We could not imagine a worse person to have in the White House than the one we have now. "No absurdity left behind," is George W. Bush’s private motto. Who else would embrace every foolish adventure that comes along – both at
home and abroad? Who else would be stooge enough to approve every sordid piece of pork that crossed his desk? Who else would favor boondoggles for the rich, the poor, democrats, republicans, Rosicrucians, Rotarians, the old, the young…everybody?

Bush is surely the nation’s worst chief executive since Bill Clinton. We couldn’t imagine anyone worse…that is, until we looked at the Democrats running against him. That is the problem with the two party system, we conclude; only one side loses.

*** We are unable to muster the contempt the Bush administration deserves. Our reserves of sarcasm have been depleted; we find them replaced by a peculiar admiration. George W. Bush is a perfect imposter…which makes him
oddly appropriate in relation to today’s fraudulent stock market, economy, currency, and culture. He is also the man
most suited to today’s great challenge…keeping America on the road to ruin.

There is a sublime poetry at work. In his State of the Union address, Mr. Bush said he was rising to ‘the tasks
of history.’ By a kind of lyrical accident, Mr. Bush seems to have spoken the truth.

George W. Bush really is doing the heavy lifting of history: He is helping to destroy the dollar, the economy, the nation’s security, it’s citizens’ liberties and almost everything else we hold dear. Even our souls may be at
risk. All of this is the natural consequence of increasing spending while already being terribly in debt and going to
war when you don’t need to. Looking for trouble…he is sure to find it. But this ‘task of history’…it is work
that needs doing. Why? Because nature abhors monopolies, vacuums and bubbles. When a man sits on the top of the
world, some instinct enters his empty head…and drives him to move…to stretch and bend…until he slips off.

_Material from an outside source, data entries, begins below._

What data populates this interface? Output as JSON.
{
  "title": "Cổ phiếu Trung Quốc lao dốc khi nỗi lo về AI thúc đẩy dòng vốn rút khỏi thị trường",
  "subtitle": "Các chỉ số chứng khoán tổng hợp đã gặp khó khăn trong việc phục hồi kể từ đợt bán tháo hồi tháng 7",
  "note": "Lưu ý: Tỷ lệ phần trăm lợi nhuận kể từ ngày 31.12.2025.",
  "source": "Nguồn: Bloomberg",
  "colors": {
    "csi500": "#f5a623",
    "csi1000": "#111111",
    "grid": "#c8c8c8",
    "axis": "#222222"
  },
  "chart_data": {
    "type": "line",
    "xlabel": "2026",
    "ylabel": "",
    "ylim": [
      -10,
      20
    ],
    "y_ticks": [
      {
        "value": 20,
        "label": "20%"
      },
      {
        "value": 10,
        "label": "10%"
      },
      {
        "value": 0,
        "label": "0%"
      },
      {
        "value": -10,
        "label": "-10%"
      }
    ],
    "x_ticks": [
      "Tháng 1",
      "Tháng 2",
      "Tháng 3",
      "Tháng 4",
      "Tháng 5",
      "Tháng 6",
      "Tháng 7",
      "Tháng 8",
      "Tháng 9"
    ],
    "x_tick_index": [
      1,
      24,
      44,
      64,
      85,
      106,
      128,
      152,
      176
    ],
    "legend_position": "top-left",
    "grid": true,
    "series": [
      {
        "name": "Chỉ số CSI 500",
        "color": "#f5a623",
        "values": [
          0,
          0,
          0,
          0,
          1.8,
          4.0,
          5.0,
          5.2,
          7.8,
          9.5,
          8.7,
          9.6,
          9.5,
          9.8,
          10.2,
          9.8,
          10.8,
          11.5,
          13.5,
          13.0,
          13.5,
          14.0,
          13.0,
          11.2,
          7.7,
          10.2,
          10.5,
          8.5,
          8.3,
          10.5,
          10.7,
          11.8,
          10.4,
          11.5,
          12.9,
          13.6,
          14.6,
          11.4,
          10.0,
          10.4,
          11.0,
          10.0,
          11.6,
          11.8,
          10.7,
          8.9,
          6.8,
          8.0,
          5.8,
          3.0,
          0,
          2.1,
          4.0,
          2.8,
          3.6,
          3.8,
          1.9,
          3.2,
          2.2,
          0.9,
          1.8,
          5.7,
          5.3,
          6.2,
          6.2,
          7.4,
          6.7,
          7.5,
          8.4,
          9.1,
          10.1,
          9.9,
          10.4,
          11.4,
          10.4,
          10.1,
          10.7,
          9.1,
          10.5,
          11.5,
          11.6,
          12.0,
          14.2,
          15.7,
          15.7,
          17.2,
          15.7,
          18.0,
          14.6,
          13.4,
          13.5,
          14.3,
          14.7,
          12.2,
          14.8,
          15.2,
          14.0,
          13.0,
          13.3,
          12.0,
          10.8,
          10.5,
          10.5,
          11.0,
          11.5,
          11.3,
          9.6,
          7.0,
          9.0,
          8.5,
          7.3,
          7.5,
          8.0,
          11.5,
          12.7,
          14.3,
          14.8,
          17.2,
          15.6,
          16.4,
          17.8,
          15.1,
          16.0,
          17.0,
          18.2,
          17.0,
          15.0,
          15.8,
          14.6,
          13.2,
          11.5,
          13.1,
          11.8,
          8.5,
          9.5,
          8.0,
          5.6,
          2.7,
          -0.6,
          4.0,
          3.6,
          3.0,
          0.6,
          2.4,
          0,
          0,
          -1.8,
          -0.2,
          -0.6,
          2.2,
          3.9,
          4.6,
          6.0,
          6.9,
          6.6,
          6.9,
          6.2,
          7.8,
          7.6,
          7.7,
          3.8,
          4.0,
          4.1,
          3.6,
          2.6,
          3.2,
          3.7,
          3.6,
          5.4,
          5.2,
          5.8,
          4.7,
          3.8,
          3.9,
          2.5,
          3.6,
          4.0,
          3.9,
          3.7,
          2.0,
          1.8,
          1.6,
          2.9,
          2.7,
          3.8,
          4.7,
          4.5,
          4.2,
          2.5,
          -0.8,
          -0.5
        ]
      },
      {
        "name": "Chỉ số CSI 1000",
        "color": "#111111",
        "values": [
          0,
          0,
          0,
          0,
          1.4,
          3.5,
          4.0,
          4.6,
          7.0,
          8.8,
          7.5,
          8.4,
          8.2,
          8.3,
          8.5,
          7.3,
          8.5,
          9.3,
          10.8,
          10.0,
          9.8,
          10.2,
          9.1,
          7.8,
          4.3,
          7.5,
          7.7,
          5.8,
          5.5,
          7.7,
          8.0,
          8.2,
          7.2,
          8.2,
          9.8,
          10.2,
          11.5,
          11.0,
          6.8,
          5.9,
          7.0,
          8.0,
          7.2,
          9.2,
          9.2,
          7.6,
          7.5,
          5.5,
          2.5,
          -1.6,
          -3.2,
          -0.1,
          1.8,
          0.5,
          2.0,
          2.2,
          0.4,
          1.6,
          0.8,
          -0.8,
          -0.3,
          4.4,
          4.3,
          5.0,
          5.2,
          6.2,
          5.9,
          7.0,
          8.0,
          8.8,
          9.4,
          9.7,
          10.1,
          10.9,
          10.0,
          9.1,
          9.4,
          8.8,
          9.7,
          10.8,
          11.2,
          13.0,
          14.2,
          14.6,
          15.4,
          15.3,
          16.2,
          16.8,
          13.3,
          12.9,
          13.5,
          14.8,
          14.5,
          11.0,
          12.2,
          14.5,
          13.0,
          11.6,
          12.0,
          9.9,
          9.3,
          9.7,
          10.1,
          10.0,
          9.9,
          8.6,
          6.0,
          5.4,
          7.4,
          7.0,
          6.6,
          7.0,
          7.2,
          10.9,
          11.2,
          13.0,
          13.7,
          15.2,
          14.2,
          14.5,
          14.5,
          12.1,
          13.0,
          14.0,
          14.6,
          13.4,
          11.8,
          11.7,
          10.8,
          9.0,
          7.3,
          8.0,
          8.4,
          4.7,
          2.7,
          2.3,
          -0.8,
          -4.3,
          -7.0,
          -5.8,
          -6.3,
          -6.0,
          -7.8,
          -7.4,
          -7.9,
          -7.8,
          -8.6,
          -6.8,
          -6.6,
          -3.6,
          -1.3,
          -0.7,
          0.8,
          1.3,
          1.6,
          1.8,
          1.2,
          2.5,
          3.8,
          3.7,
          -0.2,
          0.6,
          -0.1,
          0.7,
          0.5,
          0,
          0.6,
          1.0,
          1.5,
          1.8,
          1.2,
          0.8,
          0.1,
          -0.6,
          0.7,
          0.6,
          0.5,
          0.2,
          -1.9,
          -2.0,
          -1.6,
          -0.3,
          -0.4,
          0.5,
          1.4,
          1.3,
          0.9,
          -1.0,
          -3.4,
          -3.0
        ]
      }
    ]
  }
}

*** Give us your slurs, dear readers, your tired, your poor, your huddled masses of epithets…and we’ll give them right back! A reader comment:

Re: A CYNIC’S GUIDE TO INSENSITIVITY: HOW TO DISCOVER YOUR INNER BIGOT

Hating another human being because of their race, religion, or membership in some other broad demographic group is simply a sign of laziness. After all, with just a little time and effort you can really get to know someone and learn to hate them on a more personal level.

*** And another on the same subject:

Hey! You left out Pommy-bastard, whingeing pom, gwailo (Cantonese for Foreign Devil), sambo, golliwog, gringo, and dag.

And while we’re at it and lest we be less than inclusive…

How many feminists does it take to change a light bulb?

Three actually. One to hold the ladder.The second to screw in the light bulb and the third to make the documentary!

Great for dinner parties that one. My wife just loves it when I drag it out.